Someone in the crowd reaches out and rips a fistful of hair from Raven’s head. She screams. “Nirrim, stop them!”

A man holding a garden wall stone throws, and strikes Raven’s shoulder.

“Please! They listen to you. Help me, you ungrateful girl!”

Hands dive in. They tear at her. More rocks thunk into the center of the circle the crowd has formed around her. I step away. My people swarm her. I cannot see her anymore, but I hear screams as I walk away.

She curses me. She begs.

She claims she loves me, but I now know better than that.

 

Later, in the calm, when the crowd has dispersed to sleep, I wander back to the High quarter. The night is cool, its blue translucent. Debris litters the street, but the chaos of last night has dissolved into peace.

Other Nirrim is quiet within me—horrified, maybe, at Raven’s death. Spineless girl. Or maybe Other Nirrim doesn’t want to challenge me, since I gave orders that all the High-Kith children will be spared from execution.

I am too noble to punish the innocent, I tell her. Even if she is silent, Other Nirrim is still there, waiting and judging. Let the guilty fear me, I add.

Other Nirrim says nothing.

I laugh, the sound ringing against the colored glass pavements, the wrought-iron balconies that look like piping on a cake. I tease Other Nirrim, my disdain mixed with patience: Be glad, I tell her. I could do so much worse.

There is a park in the High quarter Sid brought me to once. I follow the path to it, remembering how I slept in a tree that told my fortune. You will lose her, the fortune read. It had come true. Sid was gone, and would never return.

Yet I had always known I would lose her. Even as I loved her, as she kissed me, as she made me hers, I knew it was only for a time, a moment she would give me. She would leave. She told me she would, and she did. My liar had told at least one truth. I had not needed a tree to make me know it.

Lush grass tickles my ankles. The earth exhales the heat of the day into the night. A breeze carries the scent of green things.

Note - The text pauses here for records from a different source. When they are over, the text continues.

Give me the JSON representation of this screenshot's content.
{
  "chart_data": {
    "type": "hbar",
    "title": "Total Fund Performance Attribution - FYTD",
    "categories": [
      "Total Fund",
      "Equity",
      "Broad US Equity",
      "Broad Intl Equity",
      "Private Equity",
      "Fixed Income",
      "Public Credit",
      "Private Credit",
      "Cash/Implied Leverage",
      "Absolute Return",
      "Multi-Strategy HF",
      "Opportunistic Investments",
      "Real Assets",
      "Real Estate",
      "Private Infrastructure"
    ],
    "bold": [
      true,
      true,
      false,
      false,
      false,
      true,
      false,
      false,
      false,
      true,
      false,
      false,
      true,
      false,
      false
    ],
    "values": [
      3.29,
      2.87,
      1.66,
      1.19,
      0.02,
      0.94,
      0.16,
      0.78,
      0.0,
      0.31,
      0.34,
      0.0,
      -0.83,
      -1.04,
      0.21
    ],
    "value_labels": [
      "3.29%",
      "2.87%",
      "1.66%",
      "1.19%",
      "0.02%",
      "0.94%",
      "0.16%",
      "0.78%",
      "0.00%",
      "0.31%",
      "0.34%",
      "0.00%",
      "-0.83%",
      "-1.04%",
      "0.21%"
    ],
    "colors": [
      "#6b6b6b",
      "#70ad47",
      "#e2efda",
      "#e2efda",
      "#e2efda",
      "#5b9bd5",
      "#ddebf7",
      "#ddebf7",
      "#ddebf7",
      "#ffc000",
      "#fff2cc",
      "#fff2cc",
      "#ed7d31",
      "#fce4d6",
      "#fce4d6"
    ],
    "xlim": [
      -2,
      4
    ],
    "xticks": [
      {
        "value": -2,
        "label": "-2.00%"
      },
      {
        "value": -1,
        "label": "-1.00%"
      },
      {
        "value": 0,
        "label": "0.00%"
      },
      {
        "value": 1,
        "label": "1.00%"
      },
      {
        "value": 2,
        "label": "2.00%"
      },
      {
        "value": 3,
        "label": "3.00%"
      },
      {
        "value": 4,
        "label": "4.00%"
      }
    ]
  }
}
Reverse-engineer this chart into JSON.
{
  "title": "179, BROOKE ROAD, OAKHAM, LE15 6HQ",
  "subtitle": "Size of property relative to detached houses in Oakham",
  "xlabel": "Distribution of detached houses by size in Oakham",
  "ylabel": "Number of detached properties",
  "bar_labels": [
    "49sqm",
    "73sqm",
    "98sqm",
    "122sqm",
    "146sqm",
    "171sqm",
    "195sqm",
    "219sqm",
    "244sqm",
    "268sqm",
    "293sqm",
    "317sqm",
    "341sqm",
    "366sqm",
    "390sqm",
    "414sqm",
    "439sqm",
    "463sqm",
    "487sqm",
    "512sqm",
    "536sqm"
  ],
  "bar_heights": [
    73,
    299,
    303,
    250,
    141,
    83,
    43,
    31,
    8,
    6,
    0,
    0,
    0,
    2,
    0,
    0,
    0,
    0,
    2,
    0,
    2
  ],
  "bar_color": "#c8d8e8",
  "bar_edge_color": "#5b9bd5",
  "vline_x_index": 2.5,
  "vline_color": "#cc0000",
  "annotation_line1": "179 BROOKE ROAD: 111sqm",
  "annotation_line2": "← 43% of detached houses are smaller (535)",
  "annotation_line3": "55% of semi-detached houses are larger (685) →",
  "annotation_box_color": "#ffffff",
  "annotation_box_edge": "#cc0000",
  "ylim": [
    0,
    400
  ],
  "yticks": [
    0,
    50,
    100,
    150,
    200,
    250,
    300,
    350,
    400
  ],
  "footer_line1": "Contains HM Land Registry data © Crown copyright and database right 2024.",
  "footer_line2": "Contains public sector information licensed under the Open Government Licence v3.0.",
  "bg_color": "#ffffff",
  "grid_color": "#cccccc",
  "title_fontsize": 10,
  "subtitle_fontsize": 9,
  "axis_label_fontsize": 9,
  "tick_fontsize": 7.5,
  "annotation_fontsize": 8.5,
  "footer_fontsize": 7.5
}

I wonder what Sid is doing now. I wonder if she thinks of me sometimes.

My feet carry me to the tree. It has no magic of its own, I understand now: only what it borrowed from an elixir made by councilmen of some Half Kith’s blood.

I must find the Council’s supply, I decide. I must go through the library in the Keepers Hall and search for records of arrests and tithes. Who knows how old the elixir that watered the tree was. Perhaps the blood came from an imprisoned Half Kith long dead. Our power was stolen from us for generations.

Still, it is not the tree’s fault. Pink glass lanterns light the park well enough for me to see how its branches spread wide above me, its leaves a dark, hissing blur. The trunk shows patches of gold, from where people tore strips of bark to read their fortunes, and gardeners painted the scars prettily to ward off infection. I lay a palm flat against the cool, rough trunk. The tree is like me, like any Half Kith. Yet I do not feel sorry for it. Why should I feel sorry for anything with power?